La seguridad presidencial trasciende la protección de una persona; en realidad, salvaguarda a la institución frente a riesgos domésticos y externos que puedan comprometer la continuidad del mando, la estabilidad política y la preservación del orden constitucional. Estos riesgos pueden originarse tanto en factores internos —como la conflictividad social, la delincuencia organizada o la infiltración institucional—, como en amenazas externas derivadas de intereses geopolíticos, actores hostiles o entornos internacionales adversos.
La protección del Presidente de la República —en su calidad de Jefe de Estado, Jefe de Gobierno y Comandante Supremo de las Fuerzas Armadas, representa una manifestación de la fortaleza institucional y de la capacidad del Estado para garantizar su propia gobernabilidad.

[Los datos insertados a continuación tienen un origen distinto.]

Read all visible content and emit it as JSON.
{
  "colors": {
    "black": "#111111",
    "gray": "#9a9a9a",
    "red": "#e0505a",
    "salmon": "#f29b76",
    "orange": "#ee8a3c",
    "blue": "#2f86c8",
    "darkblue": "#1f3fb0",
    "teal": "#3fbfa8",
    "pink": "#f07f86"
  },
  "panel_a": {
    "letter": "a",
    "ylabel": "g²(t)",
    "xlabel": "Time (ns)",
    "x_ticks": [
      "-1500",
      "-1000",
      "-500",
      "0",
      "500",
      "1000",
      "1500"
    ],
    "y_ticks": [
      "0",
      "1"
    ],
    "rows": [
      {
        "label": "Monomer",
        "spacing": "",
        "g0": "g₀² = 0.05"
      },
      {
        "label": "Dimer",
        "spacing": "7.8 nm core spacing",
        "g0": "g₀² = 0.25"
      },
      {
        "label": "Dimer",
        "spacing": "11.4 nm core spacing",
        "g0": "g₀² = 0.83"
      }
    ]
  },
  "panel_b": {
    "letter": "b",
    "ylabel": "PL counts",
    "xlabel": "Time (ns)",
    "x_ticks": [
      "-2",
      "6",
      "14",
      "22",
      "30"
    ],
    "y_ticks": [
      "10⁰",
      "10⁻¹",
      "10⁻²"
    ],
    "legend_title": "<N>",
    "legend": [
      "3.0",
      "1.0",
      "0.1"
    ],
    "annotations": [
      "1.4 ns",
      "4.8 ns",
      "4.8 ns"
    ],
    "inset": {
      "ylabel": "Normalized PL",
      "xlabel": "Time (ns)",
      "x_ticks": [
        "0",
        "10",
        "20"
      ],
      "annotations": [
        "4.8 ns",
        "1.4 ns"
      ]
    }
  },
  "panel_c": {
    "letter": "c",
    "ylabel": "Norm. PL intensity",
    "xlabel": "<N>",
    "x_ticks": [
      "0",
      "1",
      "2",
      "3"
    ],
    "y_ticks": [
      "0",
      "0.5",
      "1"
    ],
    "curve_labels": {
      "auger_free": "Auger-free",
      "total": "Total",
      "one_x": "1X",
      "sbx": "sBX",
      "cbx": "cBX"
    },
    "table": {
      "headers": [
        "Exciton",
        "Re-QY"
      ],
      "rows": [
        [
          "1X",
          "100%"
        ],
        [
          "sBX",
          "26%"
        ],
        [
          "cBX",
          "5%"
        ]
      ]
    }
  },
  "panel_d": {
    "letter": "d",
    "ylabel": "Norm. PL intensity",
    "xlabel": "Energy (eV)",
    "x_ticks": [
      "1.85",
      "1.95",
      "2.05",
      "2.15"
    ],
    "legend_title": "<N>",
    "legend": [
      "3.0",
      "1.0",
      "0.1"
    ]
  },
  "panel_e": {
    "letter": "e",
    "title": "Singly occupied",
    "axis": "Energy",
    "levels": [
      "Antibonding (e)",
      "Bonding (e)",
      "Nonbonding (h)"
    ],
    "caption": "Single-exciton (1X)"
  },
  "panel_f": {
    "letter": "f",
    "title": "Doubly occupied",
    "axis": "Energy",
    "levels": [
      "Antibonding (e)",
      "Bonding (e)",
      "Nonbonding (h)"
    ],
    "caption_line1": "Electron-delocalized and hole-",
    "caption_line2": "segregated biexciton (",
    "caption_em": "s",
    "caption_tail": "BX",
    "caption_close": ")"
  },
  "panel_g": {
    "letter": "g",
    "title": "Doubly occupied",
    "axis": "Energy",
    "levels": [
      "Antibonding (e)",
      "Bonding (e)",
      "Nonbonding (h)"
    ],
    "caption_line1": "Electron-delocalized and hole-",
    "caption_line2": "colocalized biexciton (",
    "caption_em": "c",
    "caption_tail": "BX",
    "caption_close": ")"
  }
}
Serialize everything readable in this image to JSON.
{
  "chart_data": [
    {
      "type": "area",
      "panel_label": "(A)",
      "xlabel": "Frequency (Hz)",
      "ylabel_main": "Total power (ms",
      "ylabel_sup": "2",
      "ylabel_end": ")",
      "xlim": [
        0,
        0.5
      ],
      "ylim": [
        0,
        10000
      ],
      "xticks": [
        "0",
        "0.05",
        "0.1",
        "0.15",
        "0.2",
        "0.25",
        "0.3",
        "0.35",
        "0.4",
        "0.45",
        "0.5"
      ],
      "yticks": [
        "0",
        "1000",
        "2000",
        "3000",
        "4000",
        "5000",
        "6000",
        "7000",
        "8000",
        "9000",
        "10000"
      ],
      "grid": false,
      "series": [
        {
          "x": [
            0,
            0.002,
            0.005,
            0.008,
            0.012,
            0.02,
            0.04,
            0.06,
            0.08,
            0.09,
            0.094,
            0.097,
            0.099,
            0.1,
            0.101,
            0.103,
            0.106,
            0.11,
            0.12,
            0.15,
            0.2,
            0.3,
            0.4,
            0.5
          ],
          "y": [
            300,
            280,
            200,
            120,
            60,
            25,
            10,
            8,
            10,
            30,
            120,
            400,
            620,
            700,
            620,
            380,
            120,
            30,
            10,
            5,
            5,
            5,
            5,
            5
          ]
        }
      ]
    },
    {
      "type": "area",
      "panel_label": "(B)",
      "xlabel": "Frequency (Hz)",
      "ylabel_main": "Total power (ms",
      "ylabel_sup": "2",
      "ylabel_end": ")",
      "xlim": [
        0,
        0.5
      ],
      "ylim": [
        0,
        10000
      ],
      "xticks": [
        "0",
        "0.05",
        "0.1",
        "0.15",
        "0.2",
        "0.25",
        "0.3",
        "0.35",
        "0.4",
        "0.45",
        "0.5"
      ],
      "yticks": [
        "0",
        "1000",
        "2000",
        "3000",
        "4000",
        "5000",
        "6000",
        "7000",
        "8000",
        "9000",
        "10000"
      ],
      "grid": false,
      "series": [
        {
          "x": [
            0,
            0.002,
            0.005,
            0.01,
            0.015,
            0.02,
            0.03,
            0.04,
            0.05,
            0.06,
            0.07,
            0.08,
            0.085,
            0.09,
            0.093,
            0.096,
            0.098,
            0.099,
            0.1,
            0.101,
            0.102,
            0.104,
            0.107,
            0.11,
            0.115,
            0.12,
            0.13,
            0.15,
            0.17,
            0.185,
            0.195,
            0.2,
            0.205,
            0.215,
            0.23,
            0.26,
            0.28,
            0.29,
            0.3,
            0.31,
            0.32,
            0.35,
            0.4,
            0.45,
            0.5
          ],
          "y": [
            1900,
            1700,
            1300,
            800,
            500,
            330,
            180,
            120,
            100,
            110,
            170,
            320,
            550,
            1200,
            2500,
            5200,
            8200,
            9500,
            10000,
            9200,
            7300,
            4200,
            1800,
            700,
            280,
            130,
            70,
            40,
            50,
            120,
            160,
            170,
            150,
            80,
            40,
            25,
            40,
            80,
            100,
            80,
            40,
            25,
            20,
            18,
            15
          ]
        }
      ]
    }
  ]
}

A menudo se percibe como un beneficio personal o una actividad protocolaria, pero en realidad se trata de una disciplina estratégica sustentada en la inteligencia, anticipación o disuasión de riesgos y amenazas reales.
La disolución del Estado Mayor Presidencial (EMP) en 2018 significó una pérdida institucional histórica. Este cuerpo élite, integraba funciones de protocolo, inteligencia, atención médica y paramédica especializada, movilidad nacional e internacional, planeación logística, seguridad física y coordinación interinstitucional. Su doctrina, desarrollada a lo largo de décadas, garantizaba la disponibilidad permanente e inmediata, así como la protección del Presidente, en su calidad de símbolo del Estado mexicano.
Con la desaparición del EMP se creó una ayudantía civil improvisada carente de doctrina y capacidades humanas y técnicas, lo que obligó a la SEDENA a asumir de facto, la responsabilidad de diseñar un nuevo esquema de protección presidencial. Con su despliegue territorial, equipamiento aéreo y terrestre, utilizan unidades de reacción e implementan protocolos operativos, estos esfuerzos, aunque disciplinados, resultan insuficientes frente a un entorno global caracterizado por una creciente complejidad, incertidumbre y riesgo.
La seguridad presidencial exige especialización constante, control operativo y una visión estratégica de largo plazo. México enfrenta un entorno de amenazas cada vez más complejo. A los riesgos tradicionales —enfermedades, atentados, sabotajes o agresiones directas— se suman otros de naturaleza híbrida: espionaje digital, ciberataques, manipulación informativa y radicalización social. El Presidente, por su visibilidad y simbolismo, se convierte en un objetivo potencial para actores hostiles, tanto internos como externos.
La imagen de un Estado capaz de proteger a su máximo representante proyecta autoridad y estabilidad, mientras que su vulnerabilidad transmite debilidad institucional. Uno de los principios más importantes de la seguridad presidencial es su neutralidad ideológica. No responde a afinidades políticas ni a la popularidad del mandatario. En las democracias sólidas, la seguridad del Jefe de Estado es permanente y trasciende al gobierno en turno, porque su figura representa a toda la nación.
Una agresión o intrusión contra el Presidente tendría consecuencias graves en múltiples niveles. En lo político, podría generar una crisis de sucesión y desestabilización inmediata del gobierno. En lo institucional, pondría a prueba la cadena de mando, los mecanismos de emergencia y la cohesión de las fuerzas de seguridad. En lo internacional, afectaría la imagen del país, su confiabilidad y su capacidad de interlocución con socios estratégicos.
La seguridad presidencial requiere inteligencia, profesionalización y doctrina. Los esfuerzos actuales de la SEDENA son valiosos, pero el país necesita una estructura especializada de protección al titular del poder Ejecutivo permanente, exclusiva y autónoma que articule capacidades políticas, operativas y tecnológicas. La próxima urgencia médica, agresión, intrusión, accidente o incidente es una cuestión de cuándo, cómo y dónde sucederá porque tratándose de hacer daño, el pueblo sabio deja de ser bueno.
Esta certeza obliga a replantear el modelo como una prioridad ajena a ideologías, centrada en prevención, anticipación y respuesta en situaciones críticas, concebida como lo que verdaderamente es: un asunto de Estado y un pilar de la seguridad nacional de México.